April Wheeler, a suburban housewife, is discontent with her life and seeks a means of escape. She yearns for change, more specifically, a life in Paris. Frank Wheeler, a businessman working in corporate America, longs to discover his passions and truly live rather than exist but is comfortable in the security his present life offers.
First, I must confess that I found myself unable to fully empathise with either character as they were both to blame for their misery. I considered April to be particularly selfish, engaging in navel-gazing for most of the film. She had no sense of responsibility, and didn’t even appear to be interested in her children or appreciative of her husband’s efforts to support his family. Frank, her husband, did have some sense of responsibility which was evidently lacking in his wife. Be that as it may, he had his foolish moments where he would frequently and deliberately provoke his wife despite her already teetering on the brink of psychosis. I can understand April despising the vapidity of her seemingly hollow existence, however, I believe April’s greatest fault lied in her failure to grasp the simple truth that change comes from within. She disagreed with society’s conventions and yet, she never defied them. She could have easily acquired a job whilst remaining at her current place of residence. Furthermore, who’s to say that Parisians were not equally as absorbed as the Americans in the frivolities of life which she found to be meaningless and inconsequential?

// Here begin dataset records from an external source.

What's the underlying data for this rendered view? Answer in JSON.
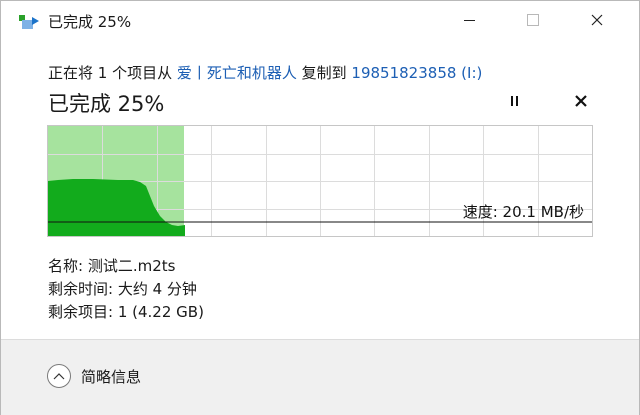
{
  "window": {
    "title": "已完成 25%"
  },
  "header": {
    "prefix": "正在将 1 个项目从 ",
    "source": "爱丨死亡和机器人",
    "middle": " 复制到 ",
    "destination": "19851823858 (I:)",
    "progress_title": "已完成 25%"
  },
  "progress": {
    "fraction": 0.25
  },
  "speed": {
    "label": "速度: 20.1 MB/秒"
  },
  "details": {
    "name": "名称: 测试二.m2ts",
    "time_remaining": "剩余时间: 大约 4 分钟",
    "items_remaining": "剩余项目: 1 (4.22 GB)"
  },
  "footer": {
    "less_info": "简略信息"
  },
  "colors": {
    "fill": "#a6e39e",
    "speed_area": "#12ab1c",
    "grid": "#dcdcdc",
    "link": "#1d5fb4"
  }
}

I was frustrated with the couple and as I mentioned previously, I was unable to empathise with them but that did not stop me from sympathising with them; I felt for them dearly and I enjoyed playing spectator to their lives. It was devastating to see how unrealised dreams, ambitions and plans could cause a person to falter and fall so far. The ending was very plausible albeit tragic and unsettling and as the credits rolled, I walked out with that surreal feeling one has after having watched a powerful, gripping piece of cinema. In spite of its cliched theme, ‘Revolutionary Road’ emanated realism and Kate Winslet and Leonardo DiCaprio delivered spectacular performances in their respective roles. I loved how the film did not manipulate viewers into feeling acute sorrow by depicting the protagonists as heroes or victims or as likable characters with several redeeming qualities but simply as they were, in the rawest form; two immensely flawed human beings.